A primeira reflexão que encontrei no meu espírito, ao fim de uns minutos de Aftersun, foi a distinção da realização. Eis ali um manejo do filme que, por instantes, quase podia ignorar o argumento: seria sempre bom o que fosse assim filmado. Charlotte Wells está fascinada por um tempo que é também o fascínio - no caso dela, talvez obsessão - da sua personagem principal, Sophie, interpretada por Frankie Corio: o início deste século. E como cineasta que é - já se pode ver - fascina-a a técnica, os instrumentos, a mecânica. Algo que sempre fascina quem se apaixona por uma atividade, como os escritores com canetas, máquinas de escrever e até computadores. O seu fascínio é pelo modo de filmar, que não é apenas o essencial olhar sobre as personagens e o seu mundo, não é apenas o manejo do ritmo como algo presente e não ignorado, mas é também pela imagem dentro da imagem. Pai (Paul Mescal) e filha gravam-se mutuamente durante umas férias na Turquia, há cerca de 20 anos, numa câmara portátil. E o filme, com o equipamento e a qualidade cinematográfica de 2022, marca os olhares do filme: da realizadora sobre a obra criada, das personagens entre si, de nós face à obra apresentada pela realizadora e pelos atores. A técnica, quer mecânica, quer semântica é em Aftersun (talvez em Charlotte Wells) uma afirmação.
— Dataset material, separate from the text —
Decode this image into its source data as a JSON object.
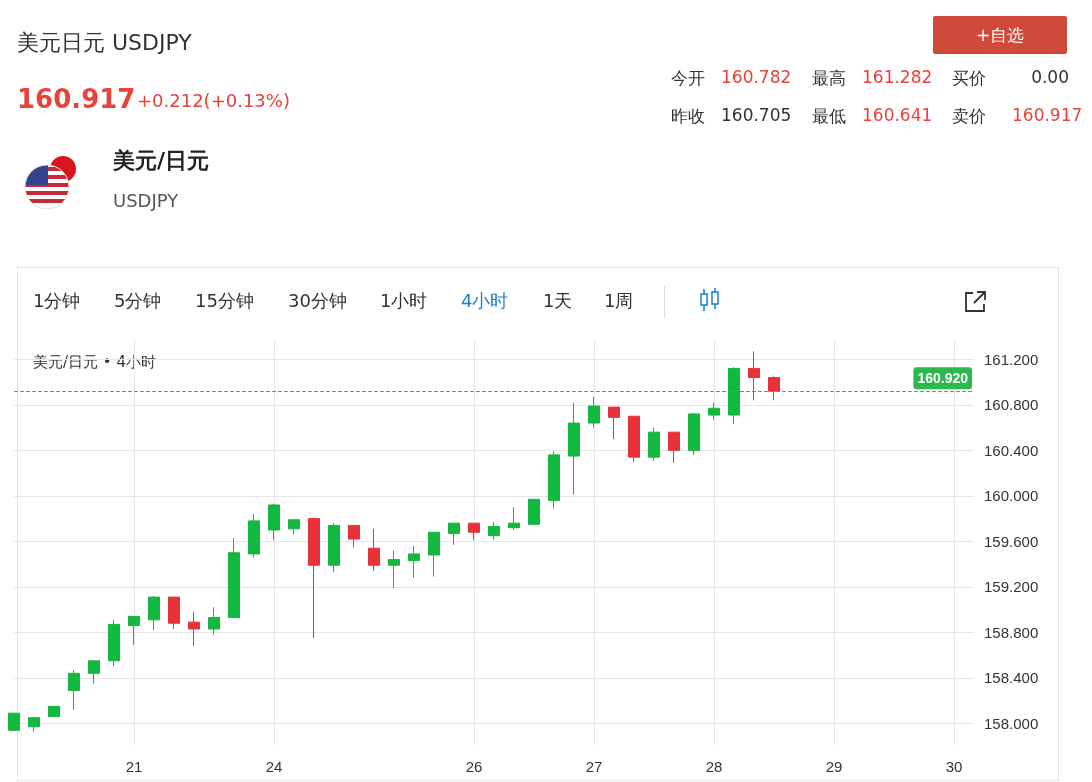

E se falei de ritmo quero demorar-me mais sobre ele, como as personagens se demoram sobre o tempo que passam nas suas férias na Turquia. O atraente neste ritmo é que consegue afirmar-se como um ritmo do olhar e não da ação: é o olhar da realizadora sobre as personagens que demora o seu tempo, o que não significa que as suas férias, as suas interações sejam lentas. A realizadora consegue assim afirmar-se e ao mesmo tempo respeitar a história, as personagens. Ela tem o seu olhar, as personagens as suas vidas, cada qual com o seu ritmo e isso não tem nada de problemático. Este ritmo da realização, que não se confunde com o ritmo da vivência das personagens é um dos aspetos mais belos deste filme.
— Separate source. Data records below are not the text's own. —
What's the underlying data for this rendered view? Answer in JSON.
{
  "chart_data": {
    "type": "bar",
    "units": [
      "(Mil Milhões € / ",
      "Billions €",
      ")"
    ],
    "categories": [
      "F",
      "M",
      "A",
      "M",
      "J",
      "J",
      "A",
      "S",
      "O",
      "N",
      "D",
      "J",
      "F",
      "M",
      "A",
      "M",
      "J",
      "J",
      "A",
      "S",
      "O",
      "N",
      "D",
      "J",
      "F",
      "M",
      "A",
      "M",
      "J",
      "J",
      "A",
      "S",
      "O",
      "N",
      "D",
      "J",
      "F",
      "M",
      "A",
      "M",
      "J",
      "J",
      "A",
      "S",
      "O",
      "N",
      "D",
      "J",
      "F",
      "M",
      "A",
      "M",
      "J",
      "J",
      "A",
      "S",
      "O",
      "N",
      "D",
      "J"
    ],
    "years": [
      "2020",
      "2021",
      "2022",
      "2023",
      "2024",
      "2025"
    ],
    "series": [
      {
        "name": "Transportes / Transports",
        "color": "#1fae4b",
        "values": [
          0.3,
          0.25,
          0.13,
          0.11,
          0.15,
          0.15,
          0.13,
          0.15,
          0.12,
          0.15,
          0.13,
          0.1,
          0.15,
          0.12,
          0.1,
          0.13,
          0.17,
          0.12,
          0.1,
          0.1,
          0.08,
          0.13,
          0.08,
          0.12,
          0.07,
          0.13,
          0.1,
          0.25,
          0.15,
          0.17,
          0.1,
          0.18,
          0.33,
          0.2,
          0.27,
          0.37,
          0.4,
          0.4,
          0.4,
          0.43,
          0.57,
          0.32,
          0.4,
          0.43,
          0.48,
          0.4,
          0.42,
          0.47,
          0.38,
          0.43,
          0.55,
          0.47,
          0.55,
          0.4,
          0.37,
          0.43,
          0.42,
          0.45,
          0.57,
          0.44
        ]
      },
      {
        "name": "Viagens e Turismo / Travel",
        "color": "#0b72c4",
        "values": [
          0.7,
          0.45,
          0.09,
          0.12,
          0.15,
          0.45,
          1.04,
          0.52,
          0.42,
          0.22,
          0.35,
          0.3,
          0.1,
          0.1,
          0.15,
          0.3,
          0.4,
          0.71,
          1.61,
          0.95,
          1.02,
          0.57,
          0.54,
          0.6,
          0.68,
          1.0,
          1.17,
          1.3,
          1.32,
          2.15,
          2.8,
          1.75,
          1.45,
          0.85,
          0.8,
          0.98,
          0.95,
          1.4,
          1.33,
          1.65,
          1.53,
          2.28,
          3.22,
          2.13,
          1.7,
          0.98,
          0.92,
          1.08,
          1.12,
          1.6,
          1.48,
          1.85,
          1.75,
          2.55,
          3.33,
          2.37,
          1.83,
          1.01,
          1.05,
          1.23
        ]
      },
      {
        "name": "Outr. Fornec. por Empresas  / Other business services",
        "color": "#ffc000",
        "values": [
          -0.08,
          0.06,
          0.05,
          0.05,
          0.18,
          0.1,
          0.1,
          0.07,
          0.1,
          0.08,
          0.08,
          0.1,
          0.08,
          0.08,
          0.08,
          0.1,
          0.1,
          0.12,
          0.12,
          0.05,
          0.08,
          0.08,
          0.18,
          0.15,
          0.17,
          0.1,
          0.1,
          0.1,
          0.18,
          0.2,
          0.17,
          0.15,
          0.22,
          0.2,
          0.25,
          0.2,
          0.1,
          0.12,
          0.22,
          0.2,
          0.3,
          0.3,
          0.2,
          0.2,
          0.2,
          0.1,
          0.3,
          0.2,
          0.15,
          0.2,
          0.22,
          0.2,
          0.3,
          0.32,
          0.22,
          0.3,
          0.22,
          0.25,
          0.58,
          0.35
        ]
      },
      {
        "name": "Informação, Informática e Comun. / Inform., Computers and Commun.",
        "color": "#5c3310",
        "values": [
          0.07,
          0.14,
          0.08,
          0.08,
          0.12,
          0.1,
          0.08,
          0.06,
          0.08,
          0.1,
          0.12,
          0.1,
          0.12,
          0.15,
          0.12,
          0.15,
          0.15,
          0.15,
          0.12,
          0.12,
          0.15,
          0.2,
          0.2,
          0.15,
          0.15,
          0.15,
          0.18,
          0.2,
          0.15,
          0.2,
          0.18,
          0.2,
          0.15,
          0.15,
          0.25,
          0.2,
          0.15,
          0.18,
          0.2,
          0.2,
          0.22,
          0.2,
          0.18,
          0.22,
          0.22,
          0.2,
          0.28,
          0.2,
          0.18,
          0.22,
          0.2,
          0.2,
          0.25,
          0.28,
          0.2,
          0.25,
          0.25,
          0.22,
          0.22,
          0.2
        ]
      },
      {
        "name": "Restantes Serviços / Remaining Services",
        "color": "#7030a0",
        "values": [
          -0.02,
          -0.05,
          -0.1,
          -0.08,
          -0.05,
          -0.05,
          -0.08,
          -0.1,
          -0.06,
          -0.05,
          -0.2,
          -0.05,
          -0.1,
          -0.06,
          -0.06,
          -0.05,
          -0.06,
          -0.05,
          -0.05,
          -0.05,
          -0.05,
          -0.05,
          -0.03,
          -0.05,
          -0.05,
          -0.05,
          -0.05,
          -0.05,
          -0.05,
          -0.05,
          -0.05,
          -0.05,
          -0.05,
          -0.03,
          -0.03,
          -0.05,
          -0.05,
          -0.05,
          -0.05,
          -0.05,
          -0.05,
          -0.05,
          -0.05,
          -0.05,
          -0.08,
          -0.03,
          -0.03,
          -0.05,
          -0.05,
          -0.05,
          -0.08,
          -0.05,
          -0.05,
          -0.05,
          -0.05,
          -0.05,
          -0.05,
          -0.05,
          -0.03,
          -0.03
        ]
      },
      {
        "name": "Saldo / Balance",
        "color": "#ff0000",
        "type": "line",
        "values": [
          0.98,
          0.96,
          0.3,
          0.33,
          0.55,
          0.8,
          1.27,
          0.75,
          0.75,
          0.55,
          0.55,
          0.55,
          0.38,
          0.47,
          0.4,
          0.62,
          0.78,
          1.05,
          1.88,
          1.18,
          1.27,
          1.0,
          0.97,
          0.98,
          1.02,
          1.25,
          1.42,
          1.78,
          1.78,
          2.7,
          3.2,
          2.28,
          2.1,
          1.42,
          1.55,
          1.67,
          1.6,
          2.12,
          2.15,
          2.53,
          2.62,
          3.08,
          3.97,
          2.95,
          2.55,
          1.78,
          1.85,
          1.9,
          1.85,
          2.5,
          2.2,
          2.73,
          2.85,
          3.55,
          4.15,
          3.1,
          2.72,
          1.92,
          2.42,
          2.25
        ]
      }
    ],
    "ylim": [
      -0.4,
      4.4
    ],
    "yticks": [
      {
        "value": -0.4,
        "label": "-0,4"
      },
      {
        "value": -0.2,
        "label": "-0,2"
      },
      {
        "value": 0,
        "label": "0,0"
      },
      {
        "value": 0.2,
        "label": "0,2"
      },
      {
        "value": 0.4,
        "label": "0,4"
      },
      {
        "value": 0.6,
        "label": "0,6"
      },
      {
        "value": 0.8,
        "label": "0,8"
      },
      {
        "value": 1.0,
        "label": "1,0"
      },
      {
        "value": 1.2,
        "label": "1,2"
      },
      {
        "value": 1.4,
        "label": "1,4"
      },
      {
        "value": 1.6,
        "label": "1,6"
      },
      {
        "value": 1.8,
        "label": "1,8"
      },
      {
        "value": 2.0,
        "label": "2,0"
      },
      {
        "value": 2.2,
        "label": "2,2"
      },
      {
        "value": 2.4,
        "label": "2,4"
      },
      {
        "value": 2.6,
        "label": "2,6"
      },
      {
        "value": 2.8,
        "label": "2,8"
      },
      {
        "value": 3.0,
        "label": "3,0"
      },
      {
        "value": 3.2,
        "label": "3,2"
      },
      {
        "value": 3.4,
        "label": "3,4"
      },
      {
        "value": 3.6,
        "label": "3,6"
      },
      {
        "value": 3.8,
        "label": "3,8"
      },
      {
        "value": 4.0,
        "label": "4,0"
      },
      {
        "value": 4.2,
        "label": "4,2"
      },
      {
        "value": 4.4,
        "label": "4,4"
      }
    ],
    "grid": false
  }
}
Mas, claro, há o argumento. E o argumento é arrasador. Arrasador porque assente na mais antiga das relações - a filiação - e na busca pelo seu sentido. Não um sentido geral e abstrato, filosófico. Mas um sentido existencial, o sentido daquela relação, com aquele pai, sendo - por isso - aquela filha. Não é fácil lidar emocionalmente com a partilha dessa busca, desse exame, seja qual for o seu desenlace. Mas é isso que Charlotte Wells partilha connosco e é isso que aceitamos quando entramos na sala de cinema. Aceitamos que um tapete nos possa fazer chorar. E arrasa-nos porque apresenta uma em infinitas hipóteses de relações entre um pai e uma filha, mas uma hipótese apenas basta para nos colocar naquele lugar. Ou porque somos pais ou porque somos filhas ou porque seremos, porque queremos. Ou porque sabemos.